Science takes teamwork and long hours of hands-on effort. Zoom meetings are a poor substitute for how we wanted to work this year, but we persevered and found a way nonetheless. It took herculean efforts from all of you to keep our work moving forward. MCB has a lot to be proud of.
And so, as we pause to reflect on the year, we have a lot of people to thank:
When the campus closed in March, our teaching staff and faculty had to rapidly adapt their lesson plans and find ways to support our students’ learning from a distance. Most of us weren’t trained to teach remotely. And, despite inevitable hiccups and Zoom lags, our teaching staff has done a spectacular job.
So, we celebrate the preceptors, lecturers, concentration advisers, teaching fellows, and, yes, faculty for their dedication, their willingness to experiment, and their compassion.
We also want to share our gratitude to the students, undergraduate and graduate alike for their invaluable energy, motivation, and adaptation to new ways of learning.
On the research side, we also thank the essential workers who kept our lab organisms alive during the campus shutdown. Many of the cell lines and animal lineages we use in experiments are unique and cannot be easily replaced. The handful of people who maintained the labs in the pandemic kept decades-long projects on track and made sure that we’d be able to pick up where we left off.
We are indebted to the lab managers and administrators who had to work out completely new lab schedules and logistics, while also finding ways to troubleshoot without being physically present.
Of course, we need to thank the students, postdocs, staff, and faculty who spent much of this year analyzing data, planning experiments, and writing grant proposals. Your persistence, your curiosity, and your willingness to try (and often code) new computational tools have reminded us why we do science. And your humor and camaraderie during lab meetings and virtual retreats have been bright spots.

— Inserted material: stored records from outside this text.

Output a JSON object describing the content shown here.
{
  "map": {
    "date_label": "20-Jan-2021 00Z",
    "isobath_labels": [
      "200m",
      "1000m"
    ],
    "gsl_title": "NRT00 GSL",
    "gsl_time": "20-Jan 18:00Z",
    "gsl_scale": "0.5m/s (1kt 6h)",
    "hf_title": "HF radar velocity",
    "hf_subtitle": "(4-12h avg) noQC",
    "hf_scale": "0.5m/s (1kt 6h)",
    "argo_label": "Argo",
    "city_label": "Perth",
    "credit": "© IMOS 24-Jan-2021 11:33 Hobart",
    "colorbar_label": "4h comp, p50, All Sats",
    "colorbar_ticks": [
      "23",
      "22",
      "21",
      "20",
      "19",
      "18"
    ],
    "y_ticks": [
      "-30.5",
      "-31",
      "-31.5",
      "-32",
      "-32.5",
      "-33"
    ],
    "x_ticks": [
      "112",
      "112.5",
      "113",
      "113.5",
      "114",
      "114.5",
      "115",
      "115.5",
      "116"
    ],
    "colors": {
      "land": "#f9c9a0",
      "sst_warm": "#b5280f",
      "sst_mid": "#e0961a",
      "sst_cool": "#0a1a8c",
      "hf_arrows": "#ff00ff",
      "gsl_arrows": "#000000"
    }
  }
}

And finally, we immensely thank, congratulate, and wish the best to 2020 retiring staff: Andy Banadyga, Chuck Bilikas, Mary Branco, Jack Conlin, Karen Fahrner, Jack Howard, Steven Keirstead, Eileen Snow, Les Takacs, and Lansing Wagner. We are going to miss you!
To all of you, we offer our most heartfelt thanks.
For many in our MCB community, this year has been one of the most trying of their lives. We have suffered some grievous losses. To those who feel like they’re struggling, know that you are far from alone and we are here to help in any way we can.
Next year, we’ll likely continue to face many of the same obstacles, but the way the MCB community has weathered this storm gives us every confidence that next year is a challenge we’re prepared to face. MCB is and will continue to be a tight-knit community of extraordinary people who truly care for each other.
The work that we do together in MCB has never mattered more. Less than a year after the first cases of COVID-19 were reported last December, mass vaccinations have begun. News stories report people breaking into tears as the first vaccine shipments arrive. The speed of the scientific community’s response to this pandemic depended on a foundation of basic biological research knowledge that we helped create. Science is winning.
Wishing you all the best for a well-deserved holiday break and ‘see’ you again in 2021!